The objective has the same nature as a quotient of two affine functions we studied in Sec. 2.2.5 (Homogenization). We reformulate the problem in a similar way, introducing a scalar variable \(z\geq 0\) and a variable transformation

\[y = z x.\]

Since a positive \(z\) can be chosen arbitrarily and \((\mu - r_fe)^T x>0\), we can without loss of generality assume that

\[(\mu -r_fe)^T y = 1.\]

Thus, we obtain the following conic problem for maximizing the Sharpe ratio,

\[\begin{split}\begin{array}{lccc} \text{minimize} & t\\ \text{subject to} & (t, G^Ty) & \in &\Q^{k+1},\\ & e^Ty & = & z, \\ & (\mu -r_fe)^T y& = & 1,\\ & y,z & \geq & 0, \end{array}\end{split}\]

and we recover \(x = y/z\).

3.3.5 A resource constrained production and inventory problem

The resource constrained production and inventory problem [Zie82] can be formulated as follows:

(3.20)\[\begin{split}\begin{array}{lll} \mbox{minimize} & \sum_{j=1}^n (d_j x_j + e_j/x_j) & \\ \mbox{subject to} & \sum_{j=1}^n r_j x_j \leq b, &\\ & x_j \geq 0, & j=1,\dots,n, \end{array}\end{split}\]

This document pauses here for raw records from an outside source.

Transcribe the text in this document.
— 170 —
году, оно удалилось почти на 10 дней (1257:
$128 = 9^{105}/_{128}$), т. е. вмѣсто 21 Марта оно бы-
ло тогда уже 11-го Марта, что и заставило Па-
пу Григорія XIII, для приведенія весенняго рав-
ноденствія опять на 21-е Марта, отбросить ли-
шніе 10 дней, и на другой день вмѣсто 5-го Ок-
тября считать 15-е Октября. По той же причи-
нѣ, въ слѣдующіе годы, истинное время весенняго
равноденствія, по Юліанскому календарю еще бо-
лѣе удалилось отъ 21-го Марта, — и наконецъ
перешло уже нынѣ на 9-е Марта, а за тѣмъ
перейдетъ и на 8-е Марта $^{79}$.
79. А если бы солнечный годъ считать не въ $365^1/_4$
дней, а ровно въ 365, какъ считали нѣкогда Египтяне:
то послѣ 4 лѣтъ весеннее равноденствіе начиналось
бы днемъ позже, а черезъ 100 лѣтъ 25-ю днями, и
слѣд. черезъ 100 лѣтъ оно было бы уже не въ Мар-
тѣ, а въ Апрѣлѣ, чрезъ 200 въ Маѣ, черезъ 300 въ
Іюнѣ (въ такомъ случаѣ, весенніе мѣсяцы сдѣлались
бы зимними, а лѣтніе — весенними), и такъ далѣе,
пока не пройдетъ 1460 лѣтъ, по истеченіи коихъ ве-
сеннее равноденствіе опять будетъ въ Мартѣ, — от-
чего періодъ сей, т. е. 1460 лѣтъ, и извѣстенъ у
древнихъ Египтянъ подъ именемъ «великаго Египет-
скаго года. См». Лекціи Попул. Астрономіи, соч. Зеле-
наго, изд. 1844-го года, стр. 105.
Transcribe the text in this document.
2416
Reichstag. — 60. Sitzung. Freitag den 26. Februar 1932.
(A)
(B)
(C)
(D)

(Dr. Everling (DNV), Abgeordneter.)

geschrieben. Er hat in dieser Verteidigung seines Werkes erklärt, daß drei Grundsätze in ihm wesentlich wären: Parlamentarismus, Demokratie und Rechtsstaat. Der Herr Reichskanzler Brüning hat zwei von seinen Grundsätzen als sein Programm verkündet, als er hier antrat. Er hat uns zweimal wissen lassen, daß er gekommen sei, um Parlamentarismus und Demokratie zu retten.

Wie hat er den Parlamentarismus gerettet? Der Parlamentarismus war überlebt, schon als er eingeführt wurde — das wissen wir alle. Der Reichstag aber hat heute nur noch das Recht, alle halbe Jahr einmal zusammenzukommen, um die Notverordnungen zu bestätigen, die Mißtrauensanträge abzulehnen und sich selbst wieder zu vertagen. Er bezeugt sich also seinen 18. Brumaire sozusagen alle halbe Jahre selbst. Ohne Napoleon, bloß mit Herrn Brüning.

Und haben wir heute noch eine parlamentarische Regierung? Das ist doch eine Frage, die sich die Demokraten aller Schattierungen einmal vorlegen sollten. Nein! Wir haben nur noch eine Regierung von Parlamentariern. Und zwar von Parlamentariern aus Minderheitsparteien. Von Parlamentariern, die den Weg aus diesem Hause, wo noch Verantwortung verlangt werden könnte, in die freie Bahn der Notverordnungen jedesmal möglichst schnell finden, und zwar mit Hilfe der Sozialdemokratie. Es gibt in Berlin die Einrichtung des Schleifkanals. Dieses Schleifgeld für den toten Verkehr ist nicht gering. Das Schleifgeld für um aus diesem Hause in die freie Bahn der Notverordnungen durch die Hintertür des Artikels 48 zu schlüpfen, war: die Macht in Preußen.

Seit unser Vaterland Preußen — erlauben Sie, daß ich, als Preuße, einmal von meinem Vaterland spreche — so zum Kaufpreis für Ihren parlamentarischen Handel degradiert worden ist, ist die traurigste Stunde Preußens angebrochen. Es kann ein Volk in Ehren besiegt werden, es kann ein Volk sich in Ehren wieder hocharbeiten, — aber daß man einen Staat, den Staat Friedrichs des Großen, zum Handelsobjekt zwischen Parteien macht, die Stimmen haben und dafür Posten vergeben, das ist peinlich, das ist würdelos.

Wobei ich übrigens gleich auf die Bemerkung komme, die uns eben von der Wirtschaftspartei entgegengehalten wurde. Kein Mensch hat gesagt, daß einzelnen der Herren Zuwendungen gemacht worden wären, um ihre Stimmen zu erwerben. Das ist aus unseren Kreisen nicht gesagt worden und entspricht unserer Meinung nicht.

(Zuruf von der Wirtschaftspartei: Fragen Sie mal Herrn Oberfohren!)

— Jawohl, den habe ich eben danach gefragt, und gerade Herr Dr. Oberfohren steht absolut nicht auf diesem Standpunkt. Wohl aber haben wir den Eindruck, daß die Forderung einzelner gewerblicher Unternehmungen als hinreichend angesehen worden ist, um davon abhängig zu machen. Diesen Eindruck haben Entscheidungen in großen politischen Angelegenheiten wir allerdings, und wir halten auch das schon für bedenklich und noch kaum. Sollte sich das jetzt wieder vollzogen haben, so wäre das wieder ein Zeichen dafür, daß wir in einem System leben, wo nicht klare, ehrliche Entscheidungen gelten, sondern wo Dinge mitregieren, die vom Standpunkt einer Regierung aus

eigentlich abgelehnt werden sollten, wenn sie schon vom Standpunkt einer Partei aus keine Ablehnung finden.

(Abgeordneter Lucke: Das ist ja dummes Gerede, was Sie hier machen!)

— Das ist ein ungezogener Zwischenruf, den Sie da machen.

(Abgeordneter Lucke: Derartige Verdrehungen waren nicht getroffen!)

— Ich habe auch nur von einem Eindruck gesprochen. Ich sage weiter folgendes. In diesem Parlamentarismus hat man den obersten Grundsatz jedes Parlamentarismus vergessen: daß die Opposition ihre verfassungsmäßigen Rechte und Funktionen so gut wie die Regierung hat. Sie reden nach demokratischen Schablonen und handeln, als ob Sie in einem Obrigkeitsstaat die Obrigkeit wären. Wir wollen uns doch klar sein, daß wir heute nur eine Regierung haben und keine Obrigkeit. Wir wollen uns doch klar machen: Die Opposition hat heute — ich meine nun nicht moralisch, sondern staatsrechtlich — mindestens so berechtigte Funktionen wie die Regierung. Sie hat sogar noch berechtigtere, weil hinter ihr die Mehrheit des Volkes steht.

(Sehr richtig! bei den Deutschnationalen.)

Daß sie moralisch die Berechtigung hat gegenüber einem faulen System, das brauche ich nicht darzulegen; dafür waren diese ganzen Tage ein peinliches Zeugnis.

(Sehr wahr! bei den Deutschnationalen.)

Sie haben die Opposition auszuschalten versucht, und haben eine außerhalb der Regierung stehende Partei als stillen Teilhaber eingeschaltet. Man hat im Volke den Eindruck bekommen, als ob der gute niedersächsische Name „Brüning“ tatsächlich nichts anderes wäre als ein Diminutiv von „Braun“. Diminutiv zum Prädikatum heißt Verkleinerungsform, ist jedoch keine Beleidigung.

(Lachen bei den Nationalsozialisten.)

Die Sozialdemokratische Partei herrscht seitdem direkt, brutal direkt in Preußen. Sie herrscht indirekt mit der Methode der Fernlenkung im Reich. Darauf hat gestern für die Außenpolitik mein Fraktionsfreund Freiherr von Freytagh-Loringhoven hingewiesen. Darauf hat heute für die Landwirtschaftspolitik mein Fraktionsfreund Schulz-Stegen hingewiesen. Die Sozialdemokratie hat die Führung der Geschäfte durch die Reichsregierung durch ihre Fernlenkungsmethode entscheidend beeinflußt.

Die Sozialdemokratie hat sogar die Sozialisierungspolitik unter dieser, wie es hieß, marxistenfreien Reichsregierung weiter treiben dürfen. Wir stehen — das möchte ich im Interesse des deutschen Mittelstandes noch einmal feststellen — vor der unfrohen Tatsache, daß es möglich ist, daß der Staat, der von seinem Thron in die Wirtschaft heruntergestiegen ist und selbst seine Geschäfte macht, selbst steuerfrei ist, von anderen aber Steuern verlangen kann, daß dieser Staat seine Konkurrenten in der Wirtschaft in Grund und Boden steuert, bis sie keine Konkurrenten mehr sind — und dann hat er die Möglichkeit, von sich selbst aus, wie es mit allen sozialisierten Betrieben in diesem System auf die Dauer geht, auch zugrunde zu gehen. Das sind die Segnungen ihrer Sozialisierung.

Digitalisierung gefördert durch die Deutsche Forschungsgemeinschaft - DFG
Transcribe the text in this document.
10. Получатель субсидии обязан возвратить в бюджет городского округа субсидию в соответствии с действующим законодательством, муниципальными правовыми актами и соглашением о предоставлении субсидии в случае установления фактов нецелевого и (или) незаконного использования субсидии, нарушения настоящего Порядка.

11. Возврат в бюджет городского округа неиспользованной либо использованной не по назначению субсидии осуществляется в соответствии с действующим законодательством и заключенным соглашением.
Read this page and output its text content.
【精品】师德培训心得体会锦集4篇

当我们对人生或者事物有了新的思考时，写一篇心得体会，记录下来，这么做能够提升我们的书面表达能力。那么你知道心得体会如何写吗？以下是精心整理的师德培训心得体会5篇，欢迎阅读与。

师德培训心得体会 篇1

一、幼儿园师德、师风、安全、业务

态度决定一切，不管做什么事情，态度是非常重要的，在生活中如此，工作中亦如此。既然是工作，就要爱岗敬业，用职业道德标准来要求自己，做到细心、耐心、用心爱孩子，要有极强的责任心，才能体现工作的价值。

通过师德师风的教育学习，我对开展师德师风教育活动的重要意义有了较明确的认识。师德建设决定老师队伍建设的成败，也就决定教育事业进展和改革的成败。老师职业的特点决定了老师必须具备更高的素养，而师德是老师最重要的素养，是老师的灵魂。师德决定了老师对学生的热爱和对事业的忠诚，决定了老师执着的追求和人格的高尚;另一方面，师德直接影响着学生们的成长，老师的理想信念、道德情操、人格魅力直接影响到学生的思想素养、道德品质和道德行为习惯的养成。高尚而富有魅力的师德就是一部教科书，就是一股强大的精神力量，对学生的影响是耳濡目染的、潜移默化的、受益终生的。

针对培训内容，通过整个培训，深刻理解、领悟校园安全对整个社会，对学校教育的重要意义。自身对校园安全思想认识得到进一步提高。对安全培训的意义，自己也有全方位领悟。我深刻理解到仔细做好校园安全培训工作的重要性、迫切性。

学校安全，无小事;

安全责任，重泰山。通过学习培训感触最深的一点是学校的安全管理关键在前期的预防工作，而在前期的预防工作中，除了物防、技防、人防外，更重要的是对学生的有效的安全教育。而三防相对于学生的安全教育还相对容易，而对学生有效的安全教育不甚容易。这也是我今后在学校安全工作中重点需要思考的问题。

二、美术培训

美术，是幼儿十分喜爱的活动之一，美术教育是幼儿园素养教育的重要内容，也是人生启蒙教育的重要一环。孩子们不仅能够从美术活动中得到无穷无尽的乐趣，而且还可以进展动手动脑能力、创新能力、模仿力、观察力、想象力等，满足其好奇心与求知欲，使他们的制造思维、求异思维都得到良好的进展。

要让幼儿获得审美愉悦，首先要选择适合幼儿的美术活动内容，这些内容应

where \(n\) denotes the number of items to be produced, \(b\) denotes the amount of common resource, and \(r_j\) is the consumption of the limited resource to produce one unit of item \(j\). The objective function represents inventory and ordering costs. Let \(c_j^p\) denote the holding cost per unit of product \(j\) and \(c_j^r\) denote the rate of holding costs, respectively. Further, let

\[d_j = \frac{c_j^p c_j^r}{2}\]

so that

\[d_j x_j\]

is the average holding costs for product \(j\). If \(D_j\) denotes the total demand for product \(j\) and \(c_j^o\) the ordering cost per order of product \(j\) then let

\[e_j = c_j^o D_j\]

and hence

\[\frac{e_j}{x_j} = \frac{c_j^o D_j}{x_j}\]

is the average ordering costs for product \(j\). In summary, the problem finds the optimal batch size such that the inventory and ordering cost are minimized while satisfying the constraints on the common resource. Given \(d_j, e_j \geq 0\) problem (3.20) is equivalent to the conic quadratic problem

\[\begin{split}\begin{array}{lll} \mbox{minimize} & \sum_{j=1}^n (d_j x_j + e_j t_j) \\ \mbox{subject to} & \sum_{j=1}^n r_j x_j \leq b,\\ & (t_j, x_j, \sqrt{2}) \in \Q_r^3, & j=1,\dots,n. \end{array}\end{split}\]

It is not always possible to produce a fractional number of items. In such case \(x_j\) should be constrained to be integers. See Sec. 9 (Mixed integer optimization).